Being better than last season when he feels the Jackets let games they shouldn’t have slip away.
“One game that kind of stood out to me was the Clemson game (a 24-7 loss). We struggled coming out with ball-security. We didn’t really get too much of a running game and when we did, it’s kind of getting caught from behind or not getting as much as we could,” said Benson, who ran for a game-high 129 yards — the only back all year to top 100 yards rushing vs. the Tigers — but also lost a fumble on the first possession that the Tigers cashed in. “We’re a running team so we have to do much better. Teams that on paper we should beat, we’ve got to be able to come out sooner.”
That starts with him.
“I’ve got to be able to produce from game-to-game. You can’t come from having a 104-yard game to a 26-yard game,” said Benson, referring to his actual drop-off from the first game against Tennessee to the second, a win over Jacksonville State. He’s determined not to let it happen again. He feels the same about last year’s 5-6 record.
That’s the goal this spring and leading into fall camp.

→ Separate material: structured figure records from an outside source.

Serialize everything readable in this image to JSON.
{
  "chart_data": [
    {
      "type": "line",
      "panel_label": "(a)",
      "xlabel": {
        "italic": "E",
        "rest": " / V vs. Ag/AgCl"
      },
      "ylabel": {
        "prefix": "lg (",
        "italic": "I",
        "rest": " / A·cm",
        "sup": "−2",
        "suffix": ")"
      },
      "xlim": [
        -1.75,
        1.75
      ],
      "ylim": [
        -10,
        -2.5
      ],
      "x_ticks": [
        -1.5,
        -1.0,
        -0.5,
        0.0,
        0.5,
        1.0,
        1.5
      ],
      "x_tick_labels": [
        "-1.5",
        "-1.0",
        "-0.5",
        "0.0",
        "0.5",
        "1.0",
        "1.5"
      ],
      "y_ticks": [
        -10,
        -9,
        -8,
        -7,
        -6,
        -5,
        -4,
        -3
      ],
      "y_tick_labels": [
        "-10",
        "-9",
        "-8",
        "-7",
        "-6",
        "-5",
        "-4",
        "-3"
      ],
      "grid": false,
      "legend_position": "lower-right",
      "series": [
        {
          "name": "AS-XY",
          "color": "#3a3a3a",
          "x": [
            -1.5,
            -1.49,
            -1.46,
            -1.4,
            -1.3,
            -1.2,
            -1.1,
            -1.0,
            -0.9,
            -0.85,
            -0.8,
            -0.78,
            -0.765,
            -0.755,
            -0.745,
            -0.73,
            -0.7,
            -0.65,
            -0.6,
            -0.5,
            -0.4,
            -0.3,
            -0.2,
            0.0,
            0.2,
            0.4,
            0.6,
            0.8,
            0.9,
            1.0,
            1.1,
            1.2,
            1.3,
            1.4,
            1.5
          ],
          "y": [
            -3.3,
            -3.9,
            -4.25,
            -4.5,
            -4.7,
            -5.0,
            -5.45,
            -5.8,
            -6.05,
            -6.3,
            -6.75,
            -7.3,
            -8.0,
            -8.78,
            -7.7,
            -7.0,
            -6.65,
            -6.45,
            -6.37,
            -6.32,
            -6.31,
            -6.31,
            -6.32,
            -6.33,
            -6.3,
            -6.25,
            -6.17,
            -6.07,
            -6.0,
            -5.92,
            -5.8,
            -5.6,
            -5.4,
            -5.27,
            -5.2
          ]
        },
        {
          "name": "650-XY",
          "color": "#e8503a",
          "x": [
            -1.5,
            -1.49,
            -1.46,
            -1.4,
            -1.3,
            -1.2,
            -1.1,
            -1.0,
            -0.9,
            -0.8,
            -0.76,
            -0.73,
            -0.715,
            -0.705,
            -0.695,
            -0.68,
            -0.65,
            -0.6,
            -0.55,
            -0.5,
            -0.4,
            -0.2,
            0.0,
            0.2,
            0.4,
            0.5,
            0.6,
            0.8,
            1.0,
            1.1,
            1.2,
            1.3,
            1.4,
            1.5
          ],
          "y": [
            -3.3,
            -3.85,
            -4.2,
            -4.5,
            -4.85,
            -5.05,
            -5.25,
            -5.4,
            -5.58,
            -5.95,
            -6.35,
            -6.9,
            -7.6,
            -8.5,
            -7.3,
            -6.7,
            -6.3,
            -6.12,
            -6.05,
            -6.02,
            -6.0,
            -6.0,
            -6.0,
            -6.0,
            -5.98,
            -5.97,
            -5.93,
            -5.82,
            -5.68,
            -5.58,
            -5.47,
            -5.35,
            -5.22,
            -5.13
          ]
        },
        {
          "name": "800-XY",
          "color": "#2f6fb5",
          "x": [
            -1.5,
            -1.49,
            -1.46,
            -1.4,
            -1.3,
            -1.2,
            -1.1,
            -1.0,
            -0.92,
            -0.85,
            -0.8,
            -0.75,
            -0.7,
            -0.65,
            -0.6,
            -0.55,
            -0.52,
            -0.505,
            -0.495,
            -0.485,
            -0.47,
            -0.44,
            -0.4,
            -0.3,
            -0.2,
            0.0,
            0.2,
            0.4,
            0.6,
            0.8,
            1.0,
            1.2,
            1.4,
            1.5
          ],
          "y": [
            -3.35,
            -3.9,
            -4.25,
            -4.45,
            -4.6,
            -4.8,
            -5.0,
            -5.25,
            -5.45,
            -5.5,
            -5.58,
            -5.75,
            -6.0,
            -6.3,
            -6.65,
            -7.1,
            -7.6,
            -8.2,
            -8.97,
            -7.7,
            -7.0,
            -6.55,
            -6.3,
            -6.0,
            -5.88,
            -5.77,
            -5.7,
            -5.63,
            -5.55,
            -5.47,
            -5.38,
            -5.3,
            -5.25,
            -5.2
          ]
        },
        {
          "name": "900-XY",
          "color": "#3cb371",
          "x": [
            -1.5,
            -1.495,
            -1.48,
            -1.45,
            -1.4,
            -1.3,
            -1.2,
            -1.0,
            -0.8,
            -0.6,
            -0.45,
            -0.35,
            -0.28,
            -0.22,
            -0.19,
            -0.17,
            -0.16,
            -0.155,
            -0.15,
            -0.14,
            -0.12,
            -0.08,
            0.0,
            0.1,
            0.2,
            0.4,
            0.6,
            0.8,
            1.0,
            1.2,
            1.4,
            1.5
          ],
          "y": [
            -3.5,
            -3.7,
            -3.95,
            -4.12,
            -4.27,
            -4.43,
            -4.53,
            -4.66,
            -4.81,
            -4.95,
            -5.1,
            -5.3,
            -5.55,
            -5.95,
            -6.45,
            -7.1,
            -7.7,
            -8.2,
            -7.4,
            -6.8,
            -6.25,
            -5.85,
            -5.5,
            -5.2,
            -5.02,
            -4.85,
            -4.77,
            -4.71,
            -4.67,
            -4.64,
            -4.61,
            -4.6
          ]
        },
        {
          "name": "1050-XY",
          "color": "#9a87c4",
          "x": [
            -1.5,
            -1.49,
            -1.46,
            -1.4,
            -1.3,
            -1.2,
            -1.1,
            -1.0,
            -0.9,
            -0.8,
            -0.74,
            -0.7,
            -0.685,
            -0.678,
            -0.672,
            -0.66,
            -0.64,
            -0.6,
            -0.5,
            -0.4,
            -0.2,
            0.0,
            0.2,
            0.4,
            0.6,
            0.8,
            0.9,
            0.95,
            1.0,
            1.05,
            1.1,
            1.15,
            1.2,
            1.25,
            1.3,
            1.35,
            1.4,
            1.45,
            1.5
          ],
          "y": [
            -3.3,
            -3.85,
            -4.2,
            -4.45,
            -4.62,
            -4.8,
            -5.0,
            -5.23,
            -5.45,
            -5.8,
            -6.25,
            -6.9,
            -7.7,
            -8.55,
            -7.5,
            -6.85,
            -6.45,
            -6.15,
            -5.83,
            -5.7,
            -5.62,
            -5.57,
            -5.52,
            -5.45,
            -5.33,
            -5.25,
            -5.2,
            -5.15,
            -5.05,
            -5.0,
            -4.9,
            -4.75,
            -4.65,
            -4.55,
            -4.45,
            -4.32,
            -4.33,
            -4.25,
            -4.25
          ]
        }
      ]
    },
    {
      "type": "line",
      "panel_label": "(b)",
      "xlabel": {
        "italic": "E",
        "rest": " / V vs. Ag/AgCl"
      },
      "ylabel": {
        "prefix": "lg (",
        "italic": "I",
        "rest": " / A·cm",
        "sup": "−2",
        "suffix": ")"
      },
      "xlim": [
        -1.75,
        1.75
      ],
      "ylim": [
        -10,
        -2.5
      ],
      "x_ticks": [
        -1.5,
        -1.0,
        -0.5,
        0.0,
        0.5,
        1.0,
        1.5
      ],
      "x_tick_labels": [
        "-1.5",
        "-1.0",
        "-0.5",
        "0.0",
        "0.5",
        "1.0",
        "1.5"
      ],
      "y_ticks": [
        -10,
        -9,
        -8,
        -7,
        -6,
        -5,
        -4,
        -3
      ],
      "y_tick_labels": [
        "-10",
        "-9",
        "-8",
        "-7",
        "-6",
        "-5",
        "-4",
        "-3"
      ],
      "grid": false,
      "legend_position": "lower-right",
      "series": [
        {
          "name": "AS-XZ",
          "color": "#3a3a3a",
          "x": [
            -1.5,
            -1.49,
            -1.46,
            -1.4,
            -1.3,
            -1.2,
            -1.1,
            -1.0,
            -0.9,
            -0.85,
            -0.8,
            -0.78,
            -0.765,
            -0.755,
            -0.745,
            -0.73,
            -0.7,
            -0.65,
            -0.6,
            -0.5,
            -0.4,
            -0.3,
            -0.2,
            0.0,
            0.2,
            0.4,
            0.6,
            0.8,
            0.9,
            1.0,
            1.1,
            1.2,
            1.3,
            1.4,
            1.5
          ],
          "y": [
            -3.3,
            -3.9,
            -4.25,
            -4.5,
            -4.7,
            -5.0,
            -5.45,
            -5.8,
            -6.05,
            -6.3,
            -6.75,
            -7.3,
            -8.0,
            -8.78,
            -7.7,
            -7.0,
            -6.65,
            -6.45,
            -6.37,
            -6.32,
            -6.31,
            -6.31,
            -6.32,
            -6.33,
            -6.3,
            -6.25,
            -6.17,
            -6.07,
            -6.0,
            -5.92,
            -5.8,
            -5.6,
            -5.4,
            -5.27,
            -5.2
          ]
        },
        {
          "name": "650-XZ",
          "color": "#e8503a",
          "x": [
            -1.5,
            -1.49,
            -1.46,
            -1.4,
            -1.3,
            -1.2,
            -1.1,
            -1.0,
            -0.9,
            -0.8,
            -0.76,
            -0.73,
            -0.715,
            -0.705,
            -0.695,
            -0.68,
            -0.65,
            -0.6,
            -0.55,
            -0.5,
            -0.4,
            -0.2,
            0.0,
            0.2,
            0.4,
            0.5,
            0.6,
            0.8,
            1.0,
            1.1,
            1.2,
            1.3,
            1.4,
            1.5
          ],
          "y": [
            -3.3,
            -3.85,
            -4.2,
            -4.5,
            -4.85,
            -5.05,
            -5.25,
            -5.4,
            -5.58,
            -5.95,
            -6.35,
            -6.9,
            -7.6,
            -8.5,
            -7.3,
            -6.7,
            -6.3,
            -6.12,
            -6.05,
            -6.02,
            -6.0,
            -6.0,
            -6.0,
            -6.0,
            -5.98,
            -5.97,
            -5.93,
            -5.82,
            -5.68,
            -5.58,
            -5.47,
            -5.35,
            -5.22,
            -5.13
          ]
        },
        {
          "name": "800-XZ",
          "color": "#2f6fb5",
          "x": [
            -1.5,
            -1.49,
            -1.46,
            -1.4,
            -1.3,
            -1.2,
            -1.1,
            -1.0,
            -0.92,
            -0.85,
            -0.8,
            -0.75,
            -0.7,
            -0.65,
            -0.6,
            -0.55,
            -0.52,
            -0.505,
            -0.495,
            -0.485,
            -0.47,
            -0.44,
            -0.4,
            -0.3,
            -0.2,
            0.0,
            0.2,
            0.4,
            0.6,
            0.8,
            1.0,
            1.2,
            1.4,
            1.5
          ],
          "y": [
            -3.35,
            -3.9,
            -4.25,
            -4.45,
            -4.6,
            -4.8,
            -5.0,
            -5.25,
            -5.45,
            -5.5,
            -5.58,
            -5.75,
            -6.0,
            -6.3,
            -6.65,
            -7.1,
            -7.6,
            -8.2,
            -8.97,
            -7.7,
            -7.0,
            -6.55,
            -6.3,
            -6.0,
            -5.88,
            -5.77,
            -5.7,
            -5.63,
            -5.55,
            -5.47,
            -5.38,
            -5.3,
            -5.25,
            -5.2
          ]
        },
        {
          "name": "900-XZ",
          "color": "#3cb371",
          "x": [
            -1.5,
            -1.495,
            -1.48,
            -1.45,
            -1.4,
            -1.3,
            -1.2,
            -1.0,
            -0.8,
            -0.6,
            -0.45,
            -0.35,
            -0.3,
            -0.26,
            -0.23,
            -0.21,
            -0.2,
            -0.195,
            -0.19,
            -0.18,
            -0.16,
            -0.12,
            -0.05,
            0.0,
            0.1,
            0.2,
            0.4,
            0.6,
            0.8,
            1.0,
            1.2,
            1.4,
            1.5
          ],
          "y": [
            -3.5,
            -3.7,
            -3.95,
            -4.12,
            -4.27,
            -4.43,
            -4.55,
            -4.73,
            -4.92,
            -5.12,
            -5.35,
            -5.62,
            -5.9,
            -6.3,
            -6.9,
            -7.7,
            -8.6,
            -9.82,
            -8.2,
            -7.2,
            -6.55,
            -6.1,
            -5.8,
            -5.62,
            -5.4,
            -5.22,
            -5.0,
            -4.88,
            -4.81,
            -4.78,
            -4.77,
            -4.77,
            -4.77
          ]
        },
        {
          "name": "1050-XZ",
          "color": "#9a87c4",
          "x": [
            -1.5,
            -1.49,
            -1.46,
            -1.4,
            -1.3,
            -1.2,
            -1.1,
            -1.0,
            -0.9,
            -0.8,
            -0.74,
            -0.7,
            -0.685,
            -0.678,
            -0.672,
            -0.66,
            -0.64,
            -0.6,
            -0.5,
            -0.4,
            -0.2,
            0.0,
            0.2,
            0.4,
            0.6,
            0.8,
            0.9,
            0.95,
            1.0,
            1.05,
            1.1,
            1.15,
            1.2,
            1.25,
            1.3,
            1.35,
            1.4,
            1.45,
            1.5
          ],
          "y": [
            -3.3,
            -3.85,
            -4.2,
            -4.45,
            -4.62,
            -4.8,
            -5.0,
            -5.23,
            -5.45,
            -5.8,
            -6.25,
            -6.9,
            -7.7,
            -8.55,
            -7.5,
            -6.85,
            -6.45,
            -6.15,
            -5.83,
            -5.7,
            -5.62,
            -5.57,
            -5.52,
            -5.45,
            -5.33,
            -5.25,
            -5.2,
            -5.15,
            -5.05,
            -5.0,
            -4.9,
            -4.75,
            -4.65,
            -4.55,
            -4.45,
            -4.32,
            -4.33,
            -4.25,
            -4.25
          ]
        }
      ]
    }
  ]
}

He’s seen what he can do and he’s seen enough of what they didn’t…and is determined that he won’t see the latter again.
“Looking back at so many things I could have done better — if I hit this hole a different way or if I ran this a different way,” he said. “That’s being a student of the game, studying tape, studying people, studying coaches, figuring out why they do what they do. By doing that I can learn, be able to bring it out to the field and be a better running back overall. I believe all of us can do the same. You can see so many flaws that we think we’re not doing in the game. If you look on tape, it’s there.”